Late Nights on Air, by Elizabeth Hay

Yellowknife, from Wikimedia Commons (cropped)

Here is book review #2 in this series of reading from a writer’s perspective. And I need to start it off with an admission: this is going to be at least as much about me as it is about the book — maybe more than usual. 

I have never been to the North, although I have worked in radio — which is probably why people have been recommending this book to me for years.

And more than that, I love radio. There is something magic about it, and emotional — faraway people going straight into your ear in a way that feels like what you’re hearing somehow belongs to you and only you. (Ira Glass said it much better: “I think that radio is a machine for empathy and intimacy… and not seeing the person actually makes it more intense. Like you’re on the phone in the dark with someone you love.” From a 2014 interview in Vogue Magazine.)

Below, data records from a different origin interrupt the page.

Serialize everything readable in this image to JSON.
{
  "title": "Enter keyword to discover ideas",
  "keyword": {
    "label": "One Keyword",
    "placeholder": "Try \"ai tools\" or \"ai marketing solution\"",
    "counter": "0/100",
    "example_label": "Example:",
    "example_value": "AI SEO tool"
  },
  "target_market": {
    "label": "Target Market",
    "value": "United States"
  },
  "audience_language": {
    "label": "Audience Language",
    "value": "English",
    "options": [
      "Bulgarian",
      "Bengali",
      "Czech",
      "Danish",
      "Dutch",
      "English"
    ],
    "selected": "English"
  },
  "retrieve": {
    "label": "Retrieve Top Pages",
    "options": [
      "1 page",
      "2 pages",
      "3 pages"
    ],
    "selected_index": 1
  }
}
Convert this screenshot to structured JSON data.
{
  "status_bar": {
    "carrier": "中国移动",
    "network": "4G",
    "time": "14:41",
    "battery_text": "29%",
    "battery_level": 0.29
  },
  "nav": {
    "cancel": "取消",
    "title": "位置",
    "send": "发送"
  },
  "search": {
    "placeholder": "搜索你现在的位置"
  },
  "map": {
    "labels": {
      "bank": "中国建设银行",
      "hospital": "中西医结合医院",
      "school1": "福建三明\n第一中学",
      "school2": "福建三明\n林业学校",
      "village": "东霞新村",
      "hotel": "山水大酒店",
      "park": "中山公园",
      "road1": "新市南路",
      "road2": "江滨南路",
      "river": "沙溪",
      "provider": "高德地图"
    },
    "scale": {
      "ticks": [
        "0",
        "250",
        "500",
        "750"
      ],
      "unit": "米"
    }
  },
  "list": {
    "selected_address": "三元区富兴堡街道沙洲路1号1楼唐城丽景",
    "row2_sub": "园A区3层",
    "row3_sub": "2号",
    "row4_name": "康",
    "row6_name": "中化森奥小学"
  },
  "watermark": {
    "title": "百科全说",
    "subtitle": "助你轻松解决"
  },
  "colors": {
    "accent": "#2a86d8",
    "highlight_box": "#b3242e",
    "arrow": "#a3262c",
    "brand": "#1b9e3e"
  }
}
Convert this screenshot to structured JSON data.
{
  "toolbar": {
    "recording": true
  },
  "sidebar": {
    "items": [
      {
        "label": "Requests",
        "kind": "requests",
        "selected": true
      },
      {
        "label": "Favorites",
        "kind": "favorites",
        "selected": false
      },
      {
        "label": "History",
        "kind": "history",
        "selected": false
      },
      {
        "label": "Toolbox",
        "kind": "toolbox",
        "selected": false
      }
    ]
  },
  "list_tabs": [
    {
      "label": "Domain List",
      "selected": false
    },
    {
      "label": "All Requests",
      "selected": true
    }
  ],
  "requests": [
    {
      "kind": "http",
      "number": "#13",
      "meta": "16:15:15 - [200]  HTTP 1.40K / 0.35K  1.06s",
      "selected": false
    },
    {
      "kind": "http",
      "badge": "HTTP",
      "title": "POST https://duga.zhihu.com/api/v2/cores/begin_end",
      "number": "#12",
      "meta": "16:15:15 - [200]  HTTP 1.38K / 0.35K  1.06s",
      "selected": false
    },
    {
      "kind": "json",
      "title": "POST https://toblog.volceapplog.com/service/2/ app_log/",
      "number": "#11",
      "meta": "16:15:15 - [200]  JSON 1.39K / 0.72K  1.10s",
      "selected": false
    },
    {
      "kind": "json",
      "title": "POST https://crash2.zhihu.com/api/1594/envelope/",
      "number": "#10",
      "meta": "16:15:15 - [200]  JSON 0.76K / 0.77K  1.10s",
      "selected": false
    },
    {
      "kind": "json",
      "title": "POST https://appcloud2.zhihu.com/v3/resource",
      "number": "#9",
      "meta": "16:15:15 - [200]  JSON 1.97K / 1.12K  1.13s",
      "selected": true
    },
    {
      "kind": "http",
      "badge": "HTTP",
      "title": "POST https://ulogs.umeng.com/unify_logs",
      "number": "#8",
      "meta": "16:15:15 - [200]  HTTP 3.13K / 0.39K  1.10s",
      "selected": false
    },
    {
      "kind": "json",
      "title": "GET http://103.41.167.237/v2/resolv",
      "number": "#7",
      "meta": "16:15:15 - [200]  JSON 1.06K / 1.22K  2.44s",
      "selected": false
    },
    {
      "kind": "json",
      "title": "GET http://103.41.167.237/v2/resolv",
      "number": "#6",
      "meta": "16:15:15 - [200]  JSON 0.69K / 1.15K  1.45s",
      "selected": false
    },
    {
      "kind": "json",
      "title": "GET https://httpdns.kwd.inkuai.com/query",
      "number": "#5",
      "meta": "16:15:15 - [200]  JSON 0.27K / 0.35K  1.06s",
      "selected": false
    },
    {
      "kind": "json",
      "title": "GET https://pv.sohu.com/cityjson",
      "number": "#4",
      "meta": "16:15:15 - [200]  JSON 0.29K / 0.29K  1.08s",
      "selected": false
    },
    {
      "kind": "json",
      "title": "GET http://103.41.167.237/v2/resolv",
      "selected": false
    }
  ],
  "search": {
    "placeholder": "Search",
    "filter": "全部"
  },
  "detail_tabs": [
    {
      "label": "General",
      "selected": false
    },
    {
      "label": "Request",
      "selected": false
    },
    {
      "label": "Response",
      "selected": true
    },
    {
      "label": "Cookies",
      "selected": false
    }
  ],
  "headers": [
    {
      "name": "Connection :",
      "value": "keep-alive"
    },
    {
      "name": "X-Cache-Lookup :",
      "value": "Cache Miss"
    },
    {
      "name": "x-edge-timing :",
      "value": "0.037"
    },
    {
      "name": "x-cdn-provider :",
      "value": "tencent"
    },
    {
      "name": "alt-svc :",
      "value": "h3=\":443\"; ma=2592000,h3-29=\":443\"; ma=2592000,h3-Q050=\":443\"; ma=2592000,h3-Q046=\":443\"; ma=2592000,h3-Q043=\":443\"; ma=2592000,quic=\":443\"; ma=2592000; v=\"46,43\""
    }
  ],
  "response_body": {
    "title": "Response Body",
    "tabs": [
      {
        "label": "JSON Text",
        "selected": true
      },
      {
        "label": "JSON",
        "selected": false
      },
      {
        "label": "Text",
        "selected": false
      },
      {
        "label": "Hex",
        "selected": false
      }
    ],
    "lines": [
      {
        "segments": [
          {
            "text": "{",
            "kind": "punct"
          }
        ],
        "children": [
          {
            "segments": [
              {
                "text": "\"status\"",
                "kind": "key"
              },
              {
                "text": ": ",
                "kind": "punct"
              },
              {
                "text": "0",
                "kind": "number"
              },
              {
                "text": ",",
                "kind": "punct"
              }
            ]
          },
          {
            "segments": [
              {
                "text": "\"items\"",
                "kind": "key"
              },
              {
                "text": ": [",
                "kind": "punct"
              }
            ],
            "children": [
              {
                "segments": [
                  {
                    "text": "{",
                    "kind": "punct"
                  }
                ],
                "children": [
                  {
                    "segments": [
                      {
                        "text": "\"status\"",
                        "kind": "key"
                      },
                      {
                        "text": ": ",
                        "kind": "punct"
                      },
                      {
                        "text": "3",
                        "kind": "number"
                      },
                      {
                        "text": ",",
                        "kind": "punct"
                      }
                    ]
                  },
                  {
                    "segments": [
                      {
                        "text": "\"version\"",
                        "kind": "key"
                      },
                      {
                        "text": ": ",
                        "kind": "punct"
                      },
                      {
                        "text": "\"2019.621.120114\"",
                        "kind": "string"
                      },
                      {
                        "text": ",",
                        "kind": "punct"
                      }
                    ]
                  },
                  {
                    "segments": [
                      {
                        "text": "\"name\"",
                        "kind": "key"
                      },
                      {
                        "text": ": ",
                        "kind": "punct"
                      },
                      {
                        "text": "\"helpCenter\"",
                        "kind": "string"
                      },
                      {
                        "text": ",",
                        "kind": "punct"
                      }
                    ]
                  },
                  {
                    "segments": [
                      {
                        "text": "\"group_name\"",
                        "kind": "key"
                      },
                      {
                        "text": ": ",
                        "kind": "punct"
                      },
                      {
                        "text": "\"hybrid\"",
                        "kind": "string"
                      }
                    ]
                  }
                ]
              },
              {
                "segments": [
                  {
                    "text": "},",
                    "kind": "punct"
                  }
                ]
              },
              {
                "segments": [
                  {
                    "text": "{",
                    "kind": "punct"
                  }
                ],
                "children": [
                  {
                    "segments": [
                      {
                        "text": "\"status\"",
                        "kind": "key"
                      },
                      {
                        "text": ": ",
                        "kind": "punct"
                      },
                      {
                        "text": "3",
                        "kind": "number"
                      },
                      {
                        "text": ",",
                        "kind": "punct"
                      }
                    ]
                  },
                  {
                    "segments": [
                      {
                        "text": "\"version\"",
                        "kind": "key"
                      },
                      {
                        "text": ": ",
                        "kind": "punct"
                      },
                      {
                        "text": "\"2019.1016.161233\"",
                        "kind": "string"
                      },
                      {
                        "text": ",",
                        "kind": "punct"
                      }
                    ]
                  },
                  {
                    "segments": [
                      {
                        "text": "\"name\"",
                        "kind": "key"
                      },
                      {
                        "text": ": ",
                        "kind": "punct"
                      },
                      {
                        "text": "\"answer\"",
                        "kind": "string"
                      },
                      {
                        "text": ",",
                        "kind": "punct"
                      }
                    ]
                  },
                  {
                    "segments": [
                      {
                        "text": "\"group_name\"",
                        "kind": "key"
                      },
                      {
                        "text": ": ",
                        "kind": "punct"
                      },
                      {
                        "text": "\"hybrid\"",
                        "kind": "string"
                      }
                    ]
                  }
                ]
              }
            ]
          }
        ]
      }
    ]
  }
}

Also, there is my own experience working in radio, for many years as a volunteer at my university station, and then a little bit at the CBC — although in a very small and part-time way. All those hours in front of a microphone and a mixing board were magic too — even the smell of the acoustic tiles and decaying album covers in dimly lit studios was intoxicating. And I experienced or at least saw many of the same things in the hallways of those radio stations that happen in the book: the disconnect between the complicated physical people and their beautiful voices, the built-in and inescapable technical and time constraints, the fiefdoms and politics (even feuds), the rigid separations between the different roles. 

(Note to self: Should we have more books set in radio stations? Radio has all the ingredients of successful literature: strong personalities, and strong emotions, and beauty, and illusion. I’m going to give this more thought.)

A 1970s-era radio studio setup, from Wikimedia.

And now on to Late Nights on Air — and thank you for your patience.

This novel isn’t just a way to experience the North, or personalities in a radio station, although it is definitely those things too. Elizabeth Hay brings a tonne of research and life experience to the book, and on top of that she is also a masterful writer.

The canoe trip, closer to the end of the book, is an extended polished gem, full of beauty and exquisite observations, as well as echoes of history. 

There are also tragedies here, some more low-key and subtle than others, some foreshadowed well in advance and inevitable-feeling, but not all. 

And there are complicated characters, mostly people from elsewhere in Canada who have arrived in Yellowknife for their own complicated reasons, including for the Berger Commission, about the possible building of a pipeline. (This ends up being a triumph but in a way is another tragedy — if we knew the true costs of pipelines in the 1970s, why did Kate Beaton have to write (the brilliant) Ducks almost 50 years later?)

Syncrude oil sands mine works, Mildred Lake, Alberta, from Wikimedia Commons.

And yet I almost didn’t read this book. At least three times I picked it up and started, but on page 2 was so angry at Harry, one of the main characters, that I put it down again. Finally I set the book aside for a while and picked up where I left off — after that scene that upset me so much, and putting it out of my mind — and then finally I felt the way about the characters that I think I was supposed to. 

In the end, after I finished the book I went back to the beginning and checked in on all the seeds that Hay had so carefully planted in the first few pages: once I knew what would happen, it was so impressive to see how she had laid so many details in place almost from the start. 

As for Harry, he had won me over by the last page, but I was still enraged all over again when I came across that scene at the beginning. Once again I thought that I would never have forgiven him, and I couldn’t see how anyone would want to be friendly with him.

But that was my present self talking. 

What about my long-ago radio self? Would the old me have forgiven him? One thing I know for sure, from all these years later: my old radio friends and colleagues forgave bratty clueless me for a lot. 

Maybe I could be a little easier on Harry.